The short of breath patients, the critical patients in the ER, the one's who need BiPAP, the ventilated patients, and the one's who require a certain degree of RT expertise and critical thinking are the patients who bring joy and pride to the RT. They are the reason most of us chose this profession.
The frustration comes from the other 80% of the job. The frustration comes from the 16 patients who have no need for a bronchodilator every 4-6 hours around the clock. And once our feet are burning from trudging room to room trying to get all these done in a timely manner, the emergency calls us down for a lady in respiratory distress.
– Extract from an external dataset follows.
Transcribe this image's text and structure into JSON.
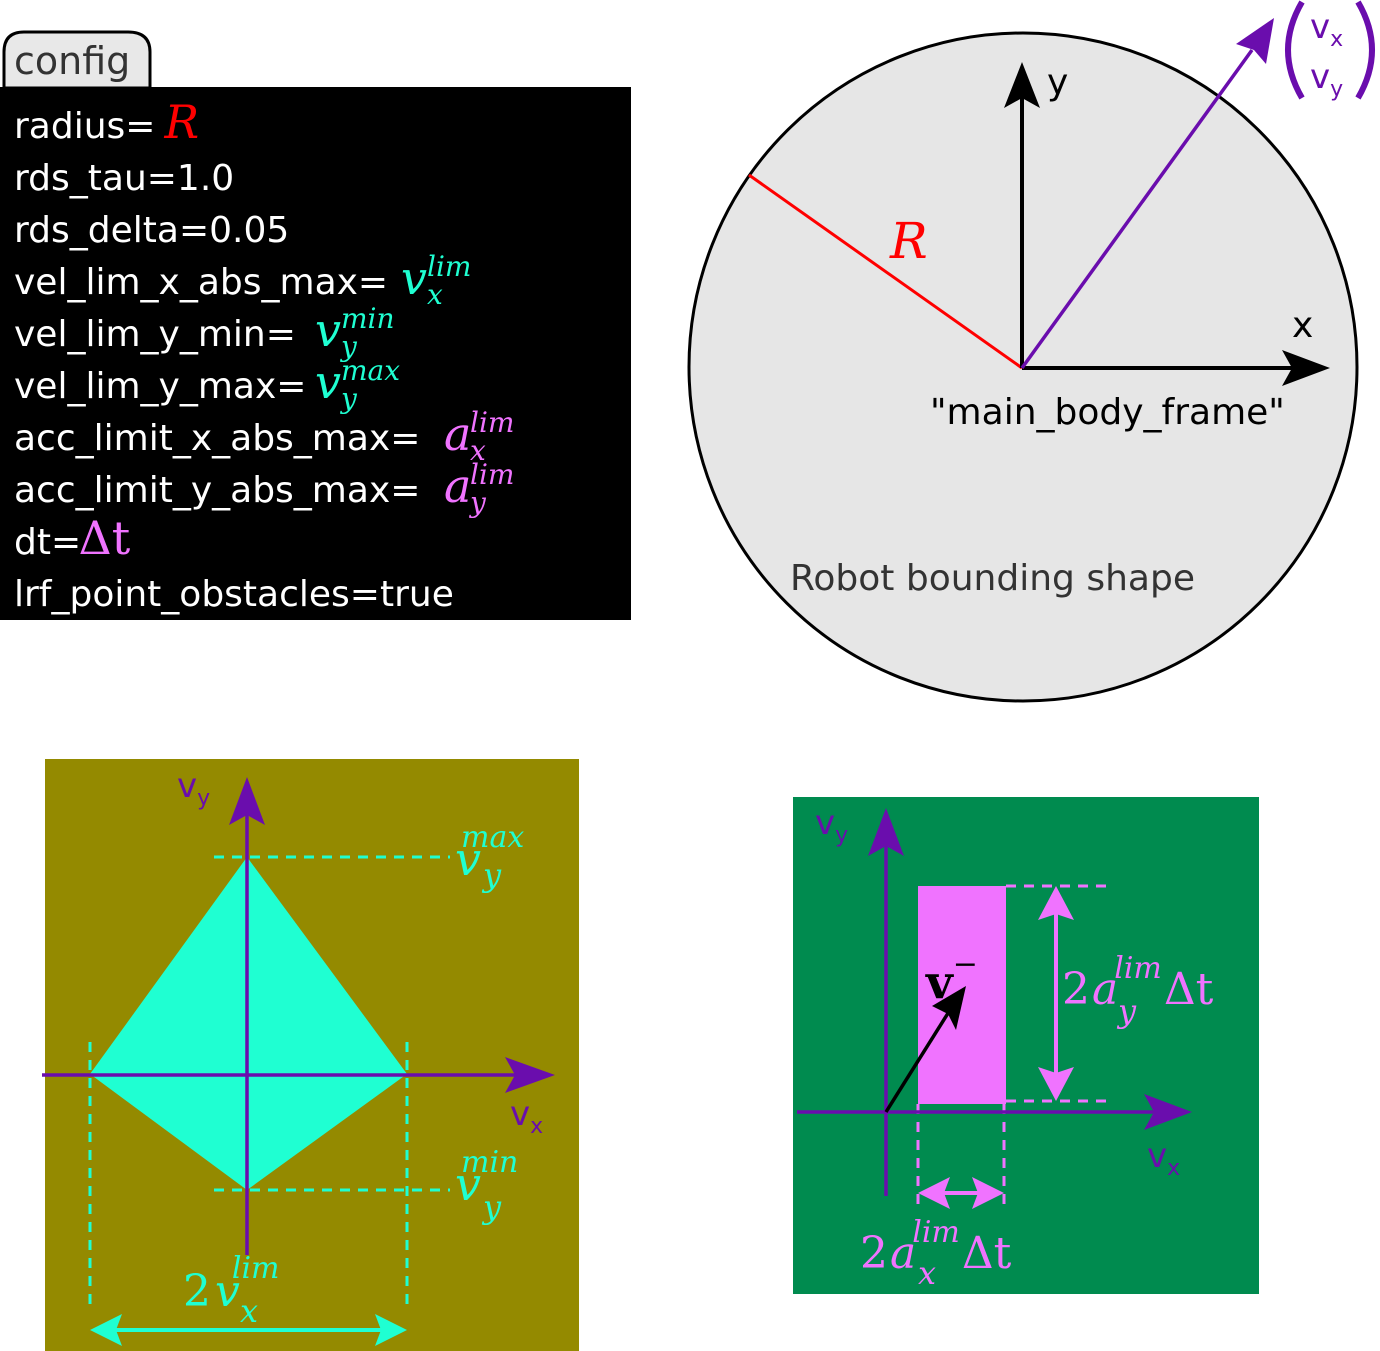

"Oh, come on!" The Rt grumbles. Yet he reminds himself that it is not this lady in respiratory distress, the one who requires his time and expertise for the next two hours, that he is mad at. She is the reason he loves his job. It's the critical thinking he does that saves her life that brings him joy.
And, yes, when the doctor wanted to intubate the patient, and the RT thought to say to the wise doctor: "How about if we try BiPAP first?"
But the BiPAP didn't make that CO2 of 89 drop. In fact, the CO2 actually rose to 92. The doctor called and asked to talk with the RT. He said, "If we can't get that CO2 down we will have to intubate. Do you have any ideas?"
The RT was impressed with the doctor. It's not very often a doctor utilizes the wisdom of the RT. And, seizing the moment, the RT knew exactly what to say: "We could increase the IPAP in an attempt to raise her tital volume and blow off the excess CO2."
"Go for it!" the doctor said.
An hour after the the humble RT called in the repeat blood gases to the doctor. The RT said, "Look, here's what I did. I increased the IPAP from 10 to 16 in an attempt to increase the tital volume and blow off CO2. The patient is now getting an estimated tidal volume of 550-600, which fit into the hospital tidal volume protocol of 6-10cc/kg ideal body weight.
"Then," the RT continued, "since the PO2 was fine with the last gas, I decreased the epap from 5 to 4 to get a pressure support of 12 and a little extra tidal volume. That said, the CO2 is down from 90 to 86, the pH is up from 7.29 to 7.31. Aside from that, the patient is awake and alert and orientated on or off the BiPAP. She is not longer in respiratory distress and states she actually feels great now. Oh, and she's also joking with us."
The good doctor said, "Good job! I think we averted a ventilator for now."
The RT's ego jumped from zero to one. But the humble RT had no time to savor the moment, as another page to the ER meant another treatment for a CHF patient. And, hence is the life and times of an RT.
Ego = +1. But the ego of the RT doesn't matter. A doctor being wise and admitting he needed the education, training and wisdom of his RT for a change does not matter. What matters is neither the doctor nor the RT panicked and needlessly intubated the patient.
This is a perfect example of what good can come from all the medical staff working together. And, since we haven't done this in a while, it's time for RT Cave Rule #35.
RT Cave Rule #35: A wise doctor admits when he is to the limits of his medical wisdom and seeks the education, experience and wisdom of RTs. A wise RT will be ready with a veritable option for the doctor, and stay humble if he is right.
Regardless: ego = +1. Current ego status = 1.
2 comments:
Thank you for sharing this.
It truly is because of nights like you describe that I have decided to go to RT school. I realize that a lot of the job is tedious and pointless at times, but there are those moments when you can step up to the plate and make a difference.